Wie erlebe ich mich selbst?

Donnerstag, 10. Mai 2012

Wie kann ich beschrei­ben, was hier als „ICH“ erlebt wird…? Da ist… ein­fach nur eine Art lee­rer Raum. Nichts Sub­stan­zi­el­les, kein Objekt, auf das sich die­ses Wort „Ich“ bezie­hen könn­te. Es gibt auch kei­nen bestimm­ten Ort, an dem sich das „ICH“ auf­hält. Da ist kein Zen­trum oder Mit­tel­punkt — kei­ne Stel­le über die man sagen könn­te: „da bin ICH“. Genau­so wenig könn­te ich Eigen­schaf­ten des „ICH“ auf­zäh­len. Es ist weder gross noch klein, leben­dig oder ruhig. Das „ICH“ zu beschrei­ben ist so aus­sichts­los wie der Ver­such, sich selbst hoch­zu­he­ben.

In die­sem Raum des „ICH“ gibt es einen per­ma­nen­ten Gast: den Kör­per-Geist. Also die Per­son, die auch reagie­ren wür­de, wenn jetzt gera­de jemand mei­nen Namen rie­fe. Die­ser Gast ist auch ein „ich“ — aber nicht „das ICH“. Ver­wirrt? Es ist wie mit der Wel­le und dem Oze­an: die Wel­le ist eine wahr­nehm­ba­re Form, die der Oze­an annimmt — kein eigen­stän­di­ges Ding. Die Wel­le und der Oze­an sind eins, so wie „ich“ und „ICH“ eins sind.
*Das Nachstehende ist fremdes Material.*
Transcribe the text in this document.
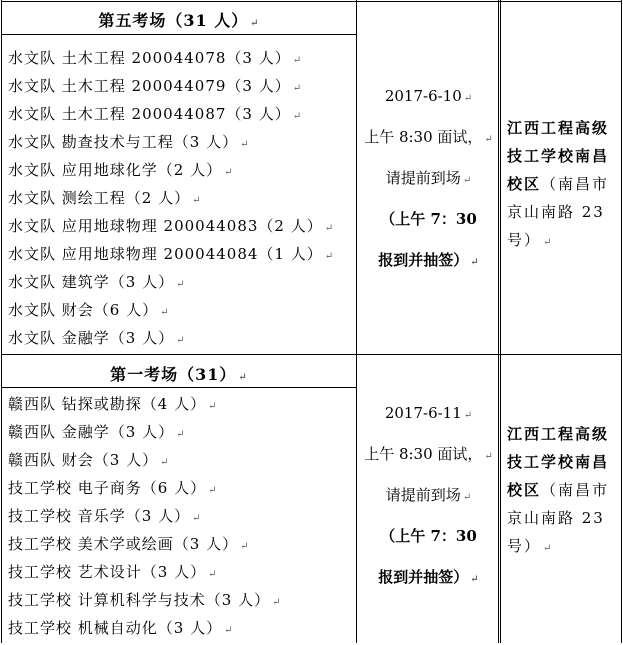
第五考场（31 人） ↵
水文队 土木工程 200044078（3 人） ↵
水文队 土木工程 200044079（3 人） ↵
水文队 土木工程 200044087（3 人） ↵
水文队 勘查技术与工程（3 人） ↵
水文队 应用地球化学（2 人） ↵
水文队 测绘工程（2 人） ↵
水文队 应用地球物理 200044083（2 人） ↵
水文队 应用地球物理 200044084（1 人） ↵
水文队 建筑学（3 人） ↵
水文队 财会（6 人） ↵
水文队 金融学（3 人） ↵
2017-6-10 ↵
上午 8:30 面试， ↵
请提前到场 ↵
（上午 7：30
报到并抽签） ↵
江西工程高级技工学校南昌校区（南昌市京山南路 23 号） ↵
第一考场（31） ↵
赣西队 钻探或勘探（4 人） ↵
赣西队 金融学（3 人） ↵
赣西队 财会（3 人） ↵
技工学校 电子商务（6 人） ↵
技工学校 音乐学（3 人） ↵
技工学校 美术学或绘画（3 人） ↵
技工学校 艺术设计（3 人） ↵
技工学校 计算机科学与技术（3 人） ↵
技工学校 机械自动化（3 人） ↵
2017-6-11 ↵
上午 8:30 面试， ↵
请提前到场 ↵
（上午 7：30
报到并抽签） ↵
江西工程高级技工学校南昌校区（南昌市京山南路 23 号） ↵
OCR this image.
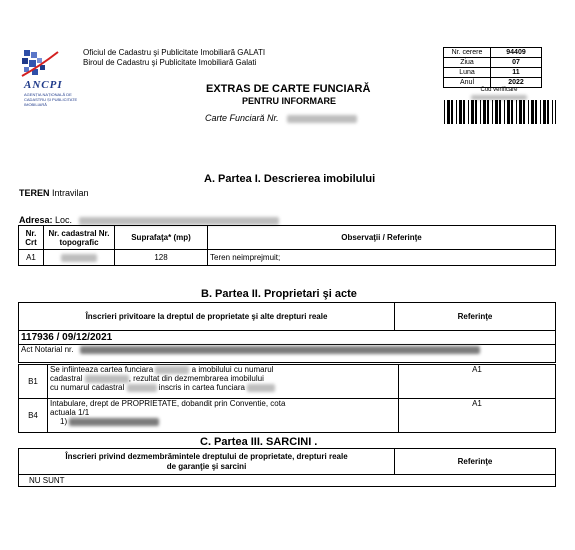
ANCPI
AGENȚIA NAȚIONALĂ DE CADASTRU ȘI PUBLICITATE IMOBILIARĂ
Oficiul de Cadastru şi Publicitate Imobiliară GALATI
Biroul de Cadastru şi Publicitate Imobiliară Galati
Nr. cerere	94409
Ziua	07
Luna	11
Anul	2022
Cod verificare
EXTRAS DE CARTE FUNCIARĂ
PENTRU INFORMARE
Carte Funciară Nr.
A. Partea I. Descrierea imobilului
TEREN Intravilan
Adresa: Loc.
Nr. Crt	Nr. cadastral Nr. topografic	Suprafaţa* (mp)	Observaţii / Referinţe
A1		128	Teren neimprejmuit;
B. Partea II. Proprietari şi acte
Înscrieri privitoare la dreptul de proprietate şi alte drepturi reale	Referinţe
117936 / 09/12/2021
Act Notarial nr.
B1	Se infiinteaza cartea funciara a imobilului cu numarul
cadastral , rezultat din dezmembrarea imobilului
cu numarul cadastral inscris in cartea funciara	A1
B4	Intabulare, drept de PROPRIETATE, dobandit prin Conventie, cota
actuala 1/1
1)	A1
C. Partea III. SARCINI .
Înscrieri privind dezmembrămintele dreptului de proprietate, drepturi reale
de garanţie şi sarcini	Referinţe
NU SUNT
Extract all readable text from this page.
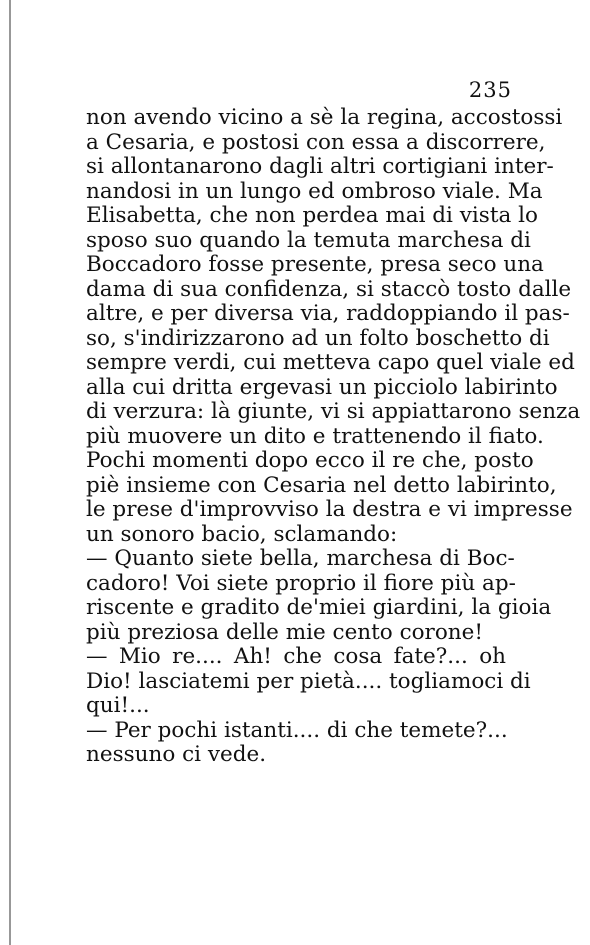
235
non avendo vicino a sè la regina, accostossi
a Cesaria, e postosi con essa a discorrere,
si allontanarono dagli altri cortigiani inter-
nandosi in un lungo ed ombroso viale. Ma
Elisabetta, che non perdea mai di vista lo
sposo suo quando la temuta marchesa di
Boccadoro fosse presente, presa seco una
dama di sua confidenza, si staccò tosto dalle
altre, e per diversa via, raddoppiando il pas-
so, s'indirizzarono ad un folto boschetto di
sempre verdi, cui metteva capo quel viale ed
alla cui dritta ergevasi un picciolo labirinto
di verzura: là giunte, vi si appiattarono senza
più muovere un dito e trattenendo il fiato.
Pochi momenti dopo ecco il re che, posto
piè insieme con Cesaria nel detto labirinto,
le prese d'improvviso la destra e vi impresse
un sonoro bacio, sclamando:
— Quanto siete bella, marchesa di Boc-
cadoro! Voi siete proprio il fiore più ap-
riscente e gradito de'miei giardini, la gioia
più preziosa delle mie cento corone!
— Mio re.... Ah! che cosa fate?... oh
Dio! lasciatemi per pietà.... togliamoci di
qui!...
— Per pochi istanti.... di che temete?...
nessuno ci vede.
Daher gibt es auch kein Umschal­ten zwi­schen zwei ver­schie­de­nen „Ichs“. Genau­so wenig, wie es ein „wah­res Ich“ zu fin­den gibt oder „das Ich ster­ben muss“. Es ist immer nur das Eine da.

Somit pas­siert auch in der Medi­ta­ti­on nichts Beson­de­res. Der Gast kann ruhi­ger wer­den bis man gar­nicht mehr merkt, dass er da ist. Dann kann offen­sicht­lich wer­den, dass der Oze­an auch ohne Wel­len exis­tiert, der Him­mel auch ohne Wol­ken. Was stört den Him­mel ein Sturm oder den Oze­an hohe Wel­len?